In the matter between:


MASIBONGWE MSOMI APPELLANT


and


THE STATE RESPONDENT




ORDER

On appeal from: Umzimkulu Regional Court (sitting as court of first instance):

1. The appeal against conviction is dismissed.

2. The appeal against sentence is upheld.

3. The sentence imposed by the regional court is set aside and substituted with a sentence of 25 years’ imprisonment.

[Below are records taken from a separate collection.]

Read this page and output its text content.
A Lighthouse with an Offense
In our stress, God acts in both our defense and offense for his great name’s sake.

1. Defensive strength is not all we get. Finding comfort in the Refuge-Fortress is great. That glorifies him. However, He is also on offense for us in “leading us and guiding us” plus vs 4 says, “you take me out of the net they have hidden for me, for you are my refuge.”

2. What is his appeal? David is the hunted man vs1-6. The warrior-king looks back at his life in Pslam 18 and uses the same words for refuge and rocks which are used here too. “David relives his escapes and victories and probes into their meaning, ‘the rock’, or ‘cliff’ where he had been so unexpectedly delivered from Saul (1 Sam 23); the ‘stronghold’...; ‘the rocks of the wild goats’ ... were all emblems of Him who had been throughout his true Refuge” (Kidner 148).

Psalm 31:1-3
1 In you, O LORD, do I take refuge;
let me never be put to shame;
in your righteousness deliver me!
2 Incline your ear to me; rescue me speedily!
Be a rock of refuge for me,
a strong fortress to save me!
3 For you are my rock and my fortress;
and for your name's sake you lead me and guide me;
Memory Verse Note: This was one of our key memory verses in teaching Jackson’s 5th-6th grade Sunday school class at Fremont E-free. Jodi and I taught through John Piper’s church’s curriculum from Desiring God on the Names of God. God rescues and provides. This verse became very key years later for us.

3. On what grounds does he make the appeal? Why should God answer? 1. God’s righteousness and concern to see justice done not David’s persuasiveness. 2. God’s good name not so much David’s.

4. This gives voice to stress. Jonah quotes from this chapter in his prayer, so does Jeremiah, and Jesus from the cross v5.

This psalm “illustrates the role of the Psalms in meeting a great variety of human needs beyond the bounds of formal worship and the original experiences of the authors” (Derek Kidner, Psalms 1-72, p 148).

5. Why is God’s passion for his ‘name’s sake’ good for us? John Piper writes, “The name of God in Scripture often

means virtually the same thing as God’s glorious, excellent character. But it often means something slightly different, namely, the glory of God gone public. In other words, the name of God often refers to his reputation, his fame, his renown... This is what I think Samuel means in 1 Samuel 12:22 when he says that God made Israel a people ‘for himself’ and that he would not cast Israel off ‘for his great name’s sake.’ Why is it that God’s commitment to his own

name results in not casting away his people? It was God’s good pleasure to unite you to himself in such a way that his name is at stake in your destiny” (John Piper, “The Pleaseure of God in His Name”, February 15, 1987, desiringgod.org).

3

4. The sentence is antedated to 27 June 2018, in terms of section 282 of the Criminal Procedure Act 51 of 1977.


JUDGMENT



Khallil AJ (Seegobin J concurring)

Introduction

[1] The appellant, who was legally represented throughout his trial in the Umzimkhulu Regional Court, stood accused on a single count of the rape of a 15-year old child in contravention of section 3 of the Criminal Law (Sexual Offences and Related Matters) Amendment Act 32 of 2007 (‘SORMA’). It is unfortunate that the substantive charge, as it is framed in the charge sheet, whilst stipulating the relevant sections of SORMA, makes no reference to the Act and the part of the charge sheet where the Act ought to have been inserted was left blank.1


[2] As the complainant was under the age of 16 years at the relevant time, the offence fell within the ambit of Part 1 of Schedule 2 of the Criminal Law Amendment Act 105 of 1997 (‘CLAA’) making the sentencing regime in section 51(1) of the CLAA applicable. The charge preferred was framed with reference to the CLAA.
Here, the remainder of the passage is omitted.